Even while BlackBerry is down, industry watchers can’t seem to stop kicking it. Analysts have been having a field day since BlackBerry announced on Monday that it will happily talk to buyers as it considers various ways to stem its struggles. And you know things are bad when even a former Palm executive joins in on the action. Now, Sector & Sovereign Research analyst Paul Sagawa has chimed in as well, with one of the most depressing thoughts yet. According to Sagawa, buying BlackBerry would be like Sprint’s acquisition of Nextel.
“No matter who buys Blackberry, public or private, it will be VERY difficult to regain traction in the smartphone market,” Sagawa wrote in a recent note. “Google’s Android army and Apple are far, far ahead in market share, and, perhaps, even further ahead in consumer mindshare. Even industry whipping boy Microsoft has more market share momentum than Blackberry, which has seen its slice of the global smartphone market drop from 4.9% to 2.9% over the past 12 months, unthinkably dropping below 1% share in the US.”
The analyst goes on to explain that BlackBerry’s market position is falling apart across the globe. He also agrees with BGR contributor Tero Kuittinen, who has said numerous times that the mid-range Q5 is far too pricey to compete with the dirt-cheap Android phones and Asha handsets that are sweeping markets that used to be BlackBerry strongholds.
“It is very hard to make a moribund brand cool again, even if you hire Alicia Keys as your brand Ambassador,” Sagawa continued. “The platform is an afterthought to developers, and the lack of scale puts anyone who owns it at a distinct competitive disadvantage. For investors hoping for a greater fool to jump on Blackberry as a way to jumpstart a smartphone program, the ugly history of HP and Palm is still fresh in the memories of the struggling PC industry players often trotted out as potential acquirers. Moreover, the last bastion of Blackberry’s North American business are enterprises, including many government agencies, that still rely on the company’s secure, closed messaging infrastructure. It’s hard to imagine a transfer of this network and its 10s of millions of high value users transferred to a Chinese company like Lenovo without the vehement opposition of the US and Canadian governments.”

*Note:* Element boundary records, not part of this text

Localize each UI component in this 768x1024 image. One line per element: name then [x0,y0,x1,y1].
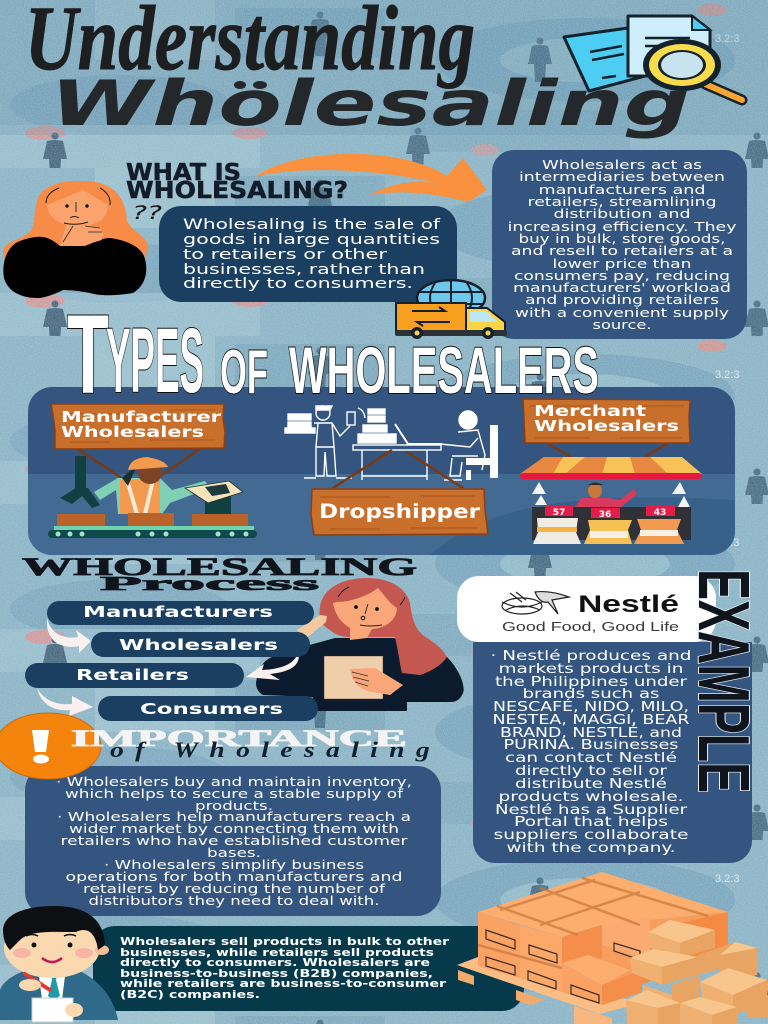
sign: merchant wholesalers: Merchant [534,402,647,420]
panel: role of wholesalers [492,150,747,339]
panel: importance text: operations for both manufacturers and [66,869,402,884]
panel: Nestle example text: can contact Nestlé [505,751,677,766]
heading: Types of wholesalers [67,292,599,417]
panel: role of wholesalers: distribution and [554,206,690,221]
panel: Nestle example text [473,642,752,863]
panel: Nestle example text: BRAND, NESTLÉ, and [500,725,682,741]
panel: importance text: · Wholesalers buy and maintain inventory, [56,774,412,789]
illustration: thinking woman [3,181,148,298]
heading: Importance of wholesaling: IMPORTANCE [71,726,407,751]
heading: What is wholesaling: WHOLESALING? [126,178,348,204]
panel: Nestle example text: NESTEA, MAGGI, BEAR [492,713,690,728]
struts: manufacturer sign [76,448,201,478]
panel: Nestle example text: markets products in [498,662,684,677]
sign: merchant wholesalers [523,399,690,443]
illustration: pallet of boxes [457,872,768,1024]
panel: definition: to retailers or other [183,247,387,263]
heading: Types of wholesalers: YPES [106,310,204,412]
illustration: market stall with prices: 57 [553,508,565,518]
vertical heading: Example: EXAMPLE [683,569,763,793]
panel: wholesale vs retail note: business-to-business (B2B) companies, [120,967,433,980]
panel: role of wholesalers: manufacturers and [538,182,706,197]
panel: Nestle example text: directly to sell or [515,764,668,779]
panel: wholesale vs retail note: businesses, while retailers sell products [120,946,434,959]
heading: Types of wholesalers: OF [220,338,268,407]
heading: Importance of wholesaling: of Wholesaling [110,737,441,762]
question marks: ?? [132,202,162,224]
panel: wholesale vs retail note [93,926,524,1011]
icon: delivery truck with globe [395,280,507,339]
panel: Nestle example text: · Nestlé produces and [490,649,692,664]
panel: importance text: retailers by reducing the number of [83,881,386,896]
process step: manufacturers [47,601,314,625]
panel: role of wholesalers: and resell to retailers at a [511,243,733,258]
panel: wholesale vs retail note: while retailers are business-to-consumer [120,977,447,990]
logo card: Nestle: Good Food, Good Life [502,620,679,634]
panel: importance text: bases. [207,845,261,860]
panel: Nestle example text: the Philippines under [495,675,688,690]
title: Wholesaling [50,67,690,140]
panel: Nestle example text: NESCAFÉ, NIDO, MILO, [493,699,689,715]
heading: Types of wholesalers: T [67,292,109,417]
panel: importance text: distributors they need to deal with. [88,893,380,908]
panel: Nestle example text: products wholesale. [498,790,684,805]
heading: Wholesaling process [22,554,417,595]
panel: role of wholesalers: lower price than [552,256,692,271]
heading: What is wholesaling: WHAT IS [126,160,241,186]
panel: role of wholesalers: and providing retailers [525,292,719,307]
illustration: market stall with prices: 43 [654,508,666,518]
panel: wholesale vs retail note: directly to consumers. Wholesalers are [120,956,430,969]
struts: dropshipper sign [333,450,463,488]
panel: importance text: which helps to secure a stable supply of [65,786,404,801]
panel: definition: goods in large quantities [183,232,440,248]
title: Wholesaling: Wholesaling [50,67,690,140]
illustration: market stall with prices [520,457,702,544]
sign: dropshipper [311,489,488,535]
process step: wholesalers: Wholesalers [119,636,278,654]
panel: types of wholesalers [28,387,735,555]
process step: retailers: Retailers [76,666,189,684]
arrows: process flow [37,618,299,716]
panel: Nestle example text: Portal that helps [514,815,668,830]
panel: role of wholesalers: buy in bulk, store goods, [518,231,726,246]
illustration: woman with notepad [256,578,464,711]
panel: definition: businesses, rather than [183,262,425,278]
panel: Nestle example text: distribute Nestlé [515,777,667,792]
icon: documents and magnifying glass [564,16,742,100]
panel: Nestle example text: with the company. [506,841,676,856]
illustration: businessman with notepad [0,906,118,1022]
panel: importance text: products. [195,798,273,813]
process step: retailers [25,663,244,688]
panel: role of wholesalers: retailers, streamlining [528,194,716,209]
panel: wholesale vs retail note: (B2C) companies. [120,988,260,1001]
panel: definition: Wholesaling is the sale of [183,217,441,233]
sign: manufacturer wholesalers: Manufacturer [61,408,221,426]
panel: definition: directly to consumers. [183,276,413,292]
panel: role of wholesalers: source. [592,317,652,332]
heading: Importance of wholesaling [71,726,441,762]
process step: manufacturers: Manufacturers [83,603,273,621]
sign: dropshipper: Dropshipper [319,500,480,523]
panel: role of wholesalers: Wholesalers act as [542,157,702,172]
icon: orange exclamation circle [0,713,101,779]
panel: importance text: wider market by connecting them with [69,821,399,836]
panel: role of wholesalers: consumers pay, reducing [514,268,730,283]
sign: manufacturer wholesalers: Wholesalers [61,423,204,441]
process step: wholesalers [91,632,310,657]
panel: role of wholesalers: manufacturers' workload [513,280,731,295]
panel: wholesale vs retail note: Wholesalers sell products in bulk to other [120,935,450,948]
panel: role of wholesalers: intermediaries between [519,169,725,184]
panel: importance text: · Wholesalers help manufacturers reach a [57,809,411,824]
illustration: market stall with prices: 36 [599,510,611,520]
panel: importance text: retailers who have established customer [60,833,409,848]
logo card: Nestle [457,576,716,642]
panel: Nestle example text: suppliers collaborate [494,828,689,843]
illustration: dropshipping line art [285,406,498,480]
panel: importance text [25,766,441,916]
panel: Nestle example text: brands such as [522,687,660,702]
process step: consumers [98,696,318,721]
illustration: factory worker on conveyor [48,456,257,538]
panel: Nestle example text: Nestlé has a Supplier [495,803,688,818]
logo card: Nestle: Nestlé [578,591,679,618]
heading: Wholesaling process: WHOLESALING [22,554,417,581]
sign: manufacturer wholesalers [51,404,225,449]
panel: role of wholesalers: with a convenient supply [515,305,730,320]
arrow: orange curved [255,154,487,202]
panel: importance text: · Wholesalers simplify business [104,857,364,872]
panel: definition [159,206,457,302]
struts: merchant sign [547,443,668,457]
panel: Nestle example text: PURINA. Businesses [504,738,679,753]
heading: Wholesaling process: Process [100,573,320,595]
panel: role of wholesalers: increasing efficiency. They [508,219,737,234]
sign: merchant wholesalers: Wholesalers [534,417,679,435]
heading: What is wholesaling [126,160,348,204]
process step: consumers: Consumers [140,700,283,718]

Sagawa finishes by likening BlackBerry to Nextel, which Sprint acquired in 2005 before announcing just five years later that the network would be shuttered.
“To me, the idea of an established device player buying Blackberry to gain access to its customers or technology reminds me of Sprint’s ill-fated purchase of Nextel,” he wrote. “At the time of the deal, Nextel was still profitable and was gaining subscribers, largely on the strength of its superior ‘push to talk’ capability. However, equipment vendors for the GSM and CDMA networks operated by Nextel’s rivals were making rapid progress on bringing their own ‘push to talk’ capabilities to a satisfactory level of performance. Sprint, a CDMA operator itself, had to know this, but pushed ahead with the Nextel deal anyway, thinking that it could transition all of the users to its own network over time. Instead, the network rivals had a field day harvesting the former Nextel ‘push to talk’ subscribers from Sprint.”
“Replace ‘push to talk’ with email/messaging, the network rivals with Android smartphone makers, and Sprint with whatever poor sap decides to buy Blackberry,” the Sagawa concluded.